Critical Cisco Secure Workload flaw elevates users to Site Admin

▼ Summary
– Cisco released security updates for a maximum-severity Secure Workload vulnerability (CVE-2026-20223) that lets unauthenticated attackers gain Site Admin privileges via crafted REST API requests.
– The flaw stems from insufficient validation and authentication in internal REST APIs, allowing attackers to read sensitive data and make configuration changes across tenant boundaries.
– No workarounds exist; Cisco has patched the issue for on-premises customers and addressed it in the cloud-based SaaS deployment.
– Cisco found no evidence of active exploitation of this vulnerability before the advisory was published.
– Earlier in May, Cisco warned of another actively exploited zero-day (CVE-2026-20182) affecting Catalyst SD-WAN, which CISA added to its Known Exploited Vulnerabilities Catalog.
Cisco has rolled out critical security patches to address a maximum-severity vulnerability in its Secure Workload platform, a flaw that could let attackers escalate their privileges to Site Admin without any authentication. Previously branded as Cisco Tetration, Secure Workload is designed to shrink network attack surfaces through zero-trust microsegmentation and block lateral movement, safeguarding business-critical applications.

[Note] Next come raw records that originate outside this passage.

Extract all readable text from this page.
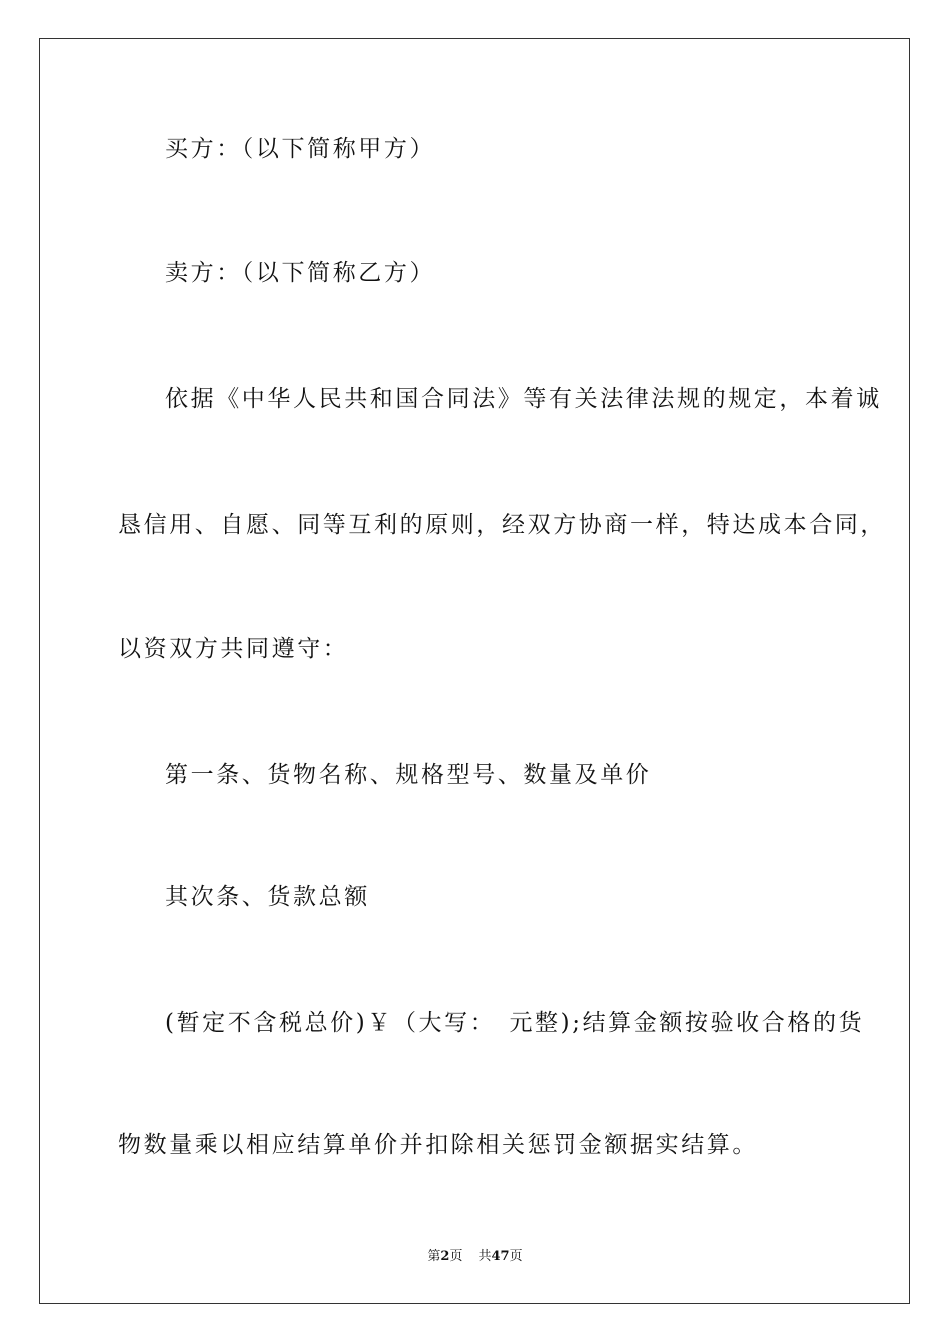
买方：（以下简称甲方）
卖方：（以下简称乙方）
依据《中华人民共和国合同法》等有关法律法规的规定，本着诚
恳信用、自愿、同等互利的原则，经双方协商一样，特达成本合同，
以资双方共同遵守：
第一条、货物名称、规格型号、数量及单价
其次条、货款总额
(暂定不含税总价)￥（大写：　元整);结算金额按验收合格的货
物数量乘以相应结算单价并扣除相关惩罚金额据实结算。
第2页 共47页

The vulnerability, formally tracked as CVE-2026-20223, resides within the platform’s internal REST APIs. It allows unauthenticated attackers to access resources and wield the full authority of a Site Admin role. Cisco detailed in a Wednesday advisory that the issue stems from “insufficient validation and authentication when accessing REST API endpoints.” An attacker could exploit this by simply sending a “crafted API request to an affected endpoint.” A successful exploit would grant the ability to “read sensitive information and make configuration changes across tenant boundaries with the privileges of the Site Admin user.”
No workarounds exist for this security hole. Cisco has released software updates for on-premises customers and has already remediated the issue in its cloud-based Secure Workload SaaS deployment. The affected releases and fixed versions are as follows: Release 3.9 and earlier should migrate to a fixed release; Release 3.10 is patched in version 3.10.8.3; and Release 4.0 is fixed in version 4.0.3.17.
The company’s Product Security Incident Response Team (PSIRT) has confirmed that, as of the advisory’s publication, there is no evidence of this vulnerability being exploited in the wild.
This alert arrives on the heels of another high-stakes warning from earlier in May. Cisco had previously flagged CVE-2026-20182, a maximum-severity authentication bypass affecting its Catalyst SD-WAN software, which was being actively exploited as a zero-day. That flaw also allowed attackers to gain administrative privileges. The U. S. Cybersecurity and Infrastructure Security Agency (CISA) added CVE-2026-20182 to its Known Exploited Vulnerabilities Catalog on May 14, ordering federal agencies to secure affected devices within three days, by May 17.
In early May, Cisco also issued updates for a denial-of-service (DoS) vulnerability in its Crosswork Network Controller (CNC) and Network Services Orchestrator (NSO), a flaw that required manual system reboots to recover. Over the past five years, CISA has flagged 91 Cisco vulnerabilities as actively exploited, with six of those being leveraged by various ransomware gangs.